My premise behind it possibly destroying the whole universe is that an object with infinite energy should also have infinite mass ($e=mc^2$, and infinity / $c^2$ is still infinity). Infinite mass should have infinite gravity, which may well destroy the entire universe (although, would this destruction travel at the speed of light, so it would "slowly" destroy the universe vs. instantly?).

One thought is that it could just form a black hole instead, but as I understand it, a black hole is an infinitely small (singularity) of infinite density, with a "net mass" equal to the net mass that it has ingested.

## closed as primarily opinion-based by James K, peterh, Mike G, Sir Cumference, J. ChomelJun 21 '18 at 13:12

Many good questions generate some degree of opinion based on expert experience, but answers to this question will tend to be almost entirely based on opinions, rather than facts, references, or specific expertise. If this question can be reworded to fit the rules in the help center, please edit the question.

• The proposed damaging effects of the Alcubierre drive should only cause damage to a small area of space at its destination, if any damage is incurred. – HDE 226868 Aug 5 '14 at 20:07

Would an object with mass traveling the speed of light destroy the whole universe because it would have infinite energy / mass?

If we understand the question as a limiting process, which is the only way it makes any sense, the answer is no. For illustrative simplicity, take a spherically symmetric isolated body, so that its exterior gravitational field is the Schwarzschild spacetime. Now boost this to ultrarelativistic speeds. In the speed of light limit, the result is a linearly polarized axisymmetric gravitational pp-wave, the Aichelburg-Sexl ultraboost.

Its effect on test particles it passes is an impulse: it instantaneously bends the worldlines, but does not destroy anything. You can think of this as infinite force acting for an infinitesimally small time, making the overall effect finite and nondestructive, somewhat analogously to a particle encountering a Dirac-delta potential in Newtonian physics.

This is similar to the ultrarelativistic limit of a moving electric charge. The electric field lines are Lorentz-contracted along the direction of travel, squeezing them together (image credit: wikipedia):

In the ultrarelativistic limit, the electric field in the transeverse direction becomes infinitely strong, but it is also Lorentz-contracted to be infinitely thin.
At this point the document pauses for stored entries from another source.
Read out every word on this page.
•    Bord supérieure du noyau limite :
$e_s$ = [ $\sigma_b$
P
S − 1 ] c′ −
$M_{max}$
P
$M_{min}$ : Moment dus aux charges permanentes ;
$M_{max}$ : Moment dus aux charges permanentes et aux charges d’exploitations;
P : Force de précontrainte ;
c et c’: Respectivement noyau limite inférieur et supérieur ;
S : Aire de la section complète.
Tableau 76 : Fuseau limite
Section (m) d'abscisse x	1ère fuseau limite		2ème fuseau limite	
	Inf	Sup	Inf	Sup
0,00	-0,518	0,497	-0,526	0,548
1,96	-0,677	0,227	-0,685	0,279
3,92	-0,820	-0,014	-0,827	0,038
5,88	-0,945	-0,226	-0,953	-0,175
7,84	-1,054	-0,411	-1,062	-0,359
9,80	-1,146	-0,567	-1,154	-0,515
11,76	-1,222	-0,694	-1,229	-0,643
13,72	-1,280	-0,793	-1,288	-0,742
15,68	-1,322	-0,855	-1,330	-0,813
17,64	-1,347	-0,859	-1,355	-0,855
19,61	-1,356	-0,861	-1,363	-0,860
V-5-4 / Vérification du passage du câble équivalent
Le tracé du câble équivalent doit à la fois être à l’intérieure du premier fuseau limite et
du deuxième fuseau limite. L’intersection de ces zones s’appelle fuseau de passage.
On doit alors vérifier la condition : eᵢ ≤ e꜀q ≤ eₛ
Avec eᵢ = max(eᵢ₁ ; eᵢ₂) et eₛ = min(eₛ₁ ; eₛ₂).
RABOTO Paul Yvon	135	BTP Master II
Without ignoring the magnetic field, the result is an electromagnetic plane wave with a Dirac delta profile. The gravitational case is analogous, though quantitatively different. Some details on this can be found in arXiv:gr-qc/0110032.

My premise behind it possibly destroying the whole universe is that an object with infinite energy should also have infinite mass (E=mc^2, and infinity / c^2 is still infinity).

The concept of 'relativistic mass' is largely deprecated in modern physics. Mass is more properly related to energy and momentum via $(mc^2)^2 = E^2 - (pc)^2$.

One thought is that it could just form a black hole instead, ...

No, that's completely wrong. It doesn't become a black hole for the same reason it doesn't destroy the universe: the gravitating body moving relativistically past a stationary observer is physically equivalent to a relativistic observer moving past a stationary gravitating body. But the observer moving relativistically obviously does nothing to the gravitating body!